To fetch the latest Quartz updates, simply run
```bash
npx quartz upgrade
```
As Quartz uses [git](https://git-scm.com/) under the hood for versioning, upgrading effectively 'pulls' in the updates from the official Quartz GitHub repository. If you have local changes that might conflict with the updates, you may need to resolve these manually yourself (or, pull manually using `git pull origin upstream`).
> [!hint]
> Quartz will try to cache your content before upgrading to try and prevent merge conflicts. If you get a conflict mid-merge, you can stop the merge and then run `npx quartz restore` to restore your content from the cache.
If you have the [GitHub desktop app](https://desktop.github.com/), this will automatically open to help you resolve the conflicts. Otherwise, you will need to resolve this in a text editor like VSCode. For more help on resolving conflicts manually, check out the [GitHub guide on resolving merge conflicts](https://docs.github.com/en/pull-requests/collaborating-with-pull-requests/addressing-merge-conflicts/resolving-a-merge-conflict-using-the-command-line#competing-line-change-merge-conflicts).

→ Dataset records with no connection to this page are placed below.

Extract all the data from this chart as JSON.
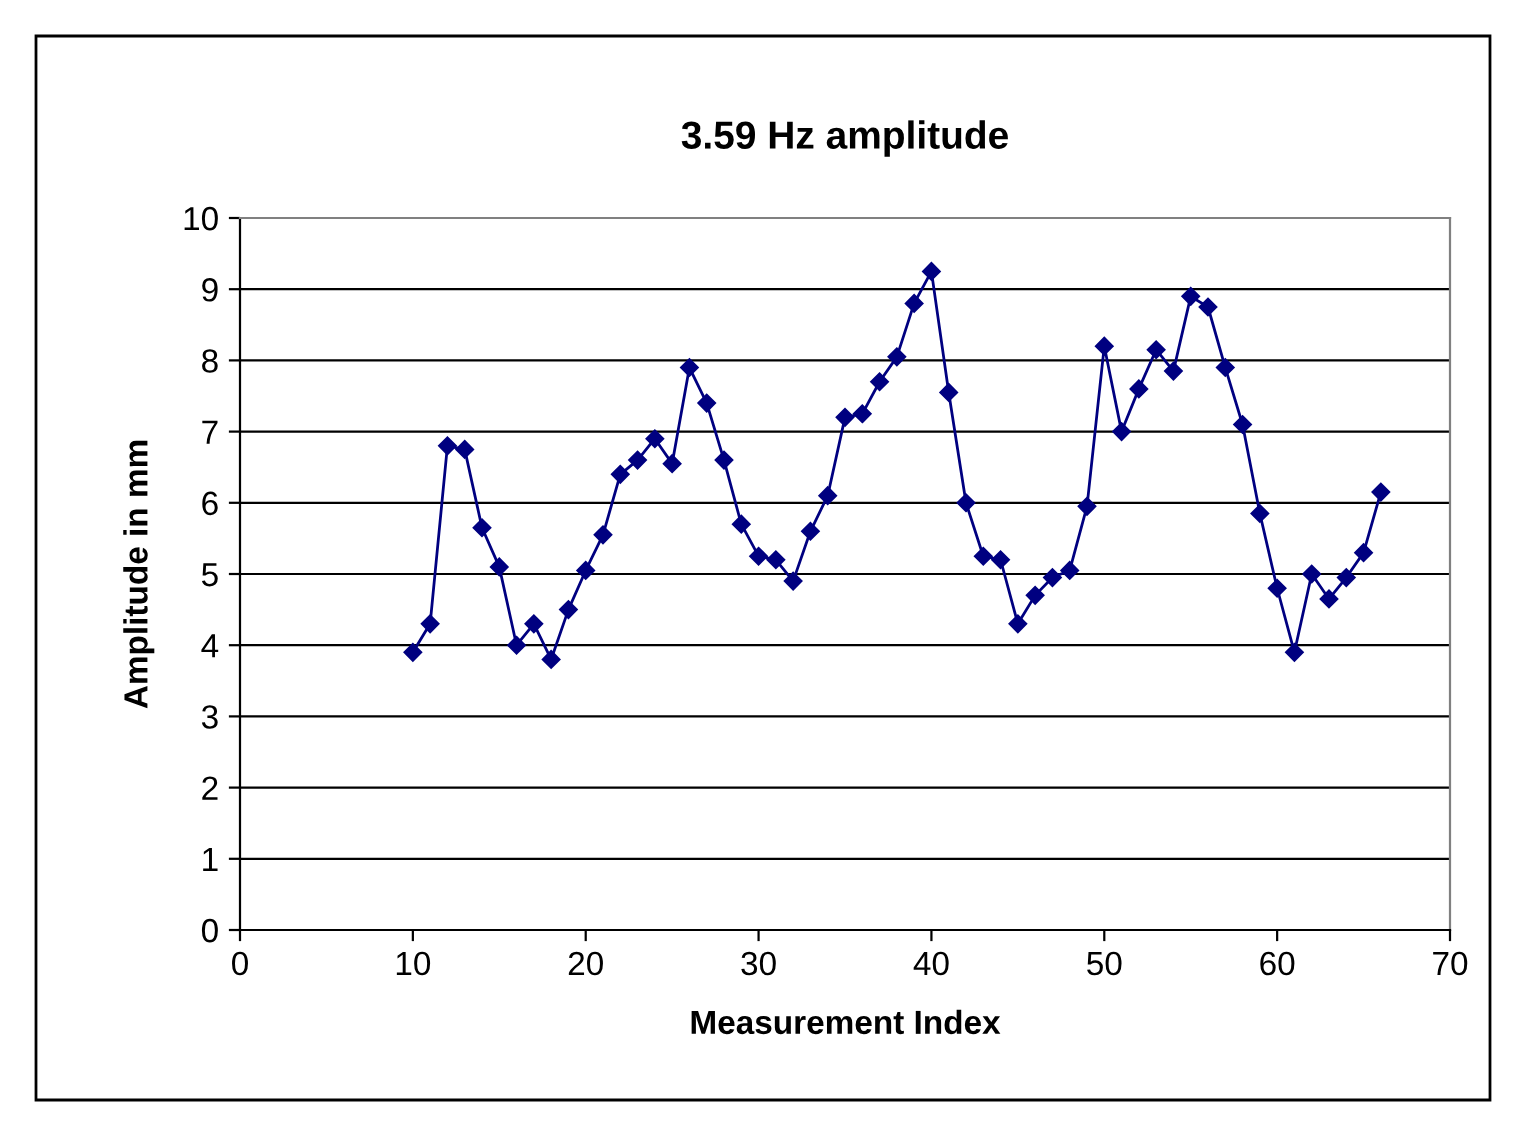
{
  "chart_data": {
    "type": "line",
    "title": "3.59 Hz amplitude",
    "xlabel": "Measurement Index",
    "ylabel": "Amplitude in mm",
    "xlim": [
      0,
      70
    ],
    "xticks": [
      0,
      10,
      20,
      30,
      40,
      50,
      60,
      70
    ],
    "ylim": [
      0,
      10
    ],
    "yticks": [
      0,
      1,
      2,
      3,
      4,
      5,
      6,
      7,
      8,
      9,
      10
    ],
    "grid": "y",
    "marker": "diamond",
    "line_style": "solid",
    "x": [
      10,
      11,
      12,
      13,
      14,
      15,
      16,
      17,
      18,
      19,
      20,
      21,
      22,
      23,
      24,
      25,
      26,
      27,
      28,
      29,
      30,
      31,
      32,
      33,
      34,
      35,
      36,
      37,
      38,
      39,
      40,
      41,
      42,
      43,
      44,
      45,
      46,
      47,
      48,
      49,
      50,
      51,
      52,
      53,
      54,
      55,
      56,
      57,
      58,
      59,
      60,
      61,
      62,
      63,
      64,
      65,
      66
    ],
    "series": [
      {
        "color": "#000080",
        "values": [
          3.9,
          4.3,
          6.8,
          6.75,
          5.65,
          5.1,
          4.0,
          4.3,
          3.8,
          4.5,
          5.05,
          5.55,
          6.4,
          6.6,
          6.9,
          6.55,
          7.9,
          7.4,
          6.6,
          5.7,
          5.25,
          5.2,
          4.9,
          5.6,
          6.1,
          7.2,
          7.25,
          7.7,
          8.05,
          8.8,
          9.25,
          7.55,
          6.0,
          5.25,
          5.2,
          4.3,
          4.7,
          4.95,
          5.05,
          5.95,
          8.2,
          7.0,
          7.6,
          8.15,
          7.85,
          8.9,
          8.75,
          7.9,
          7.1,
          5.85,
          4.8,
          3.9,
          5.0,
          4.65,
          4.95,
          5.3,
          6.15
        ]
      }
    ]
  }
}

To update your installed plugins separately, use:
```bash
npx quartz update
```
See the [[cli/update|CLI reference for update]] and [[cli/upgrade|CLI reference for upgrade]] for more details on available flags.
### Cleaning Up Unused Plugins
If you've removed plugins from your configuration during an upgrade, you can clean up the leftover files:
```bash
npx quartz plugin prune --dry-run # preview what would be removed
npx quartz plugin prune # remove orphaned plugins
```
See the [[cli/plugin#prune|plugin prune reference]] for more details.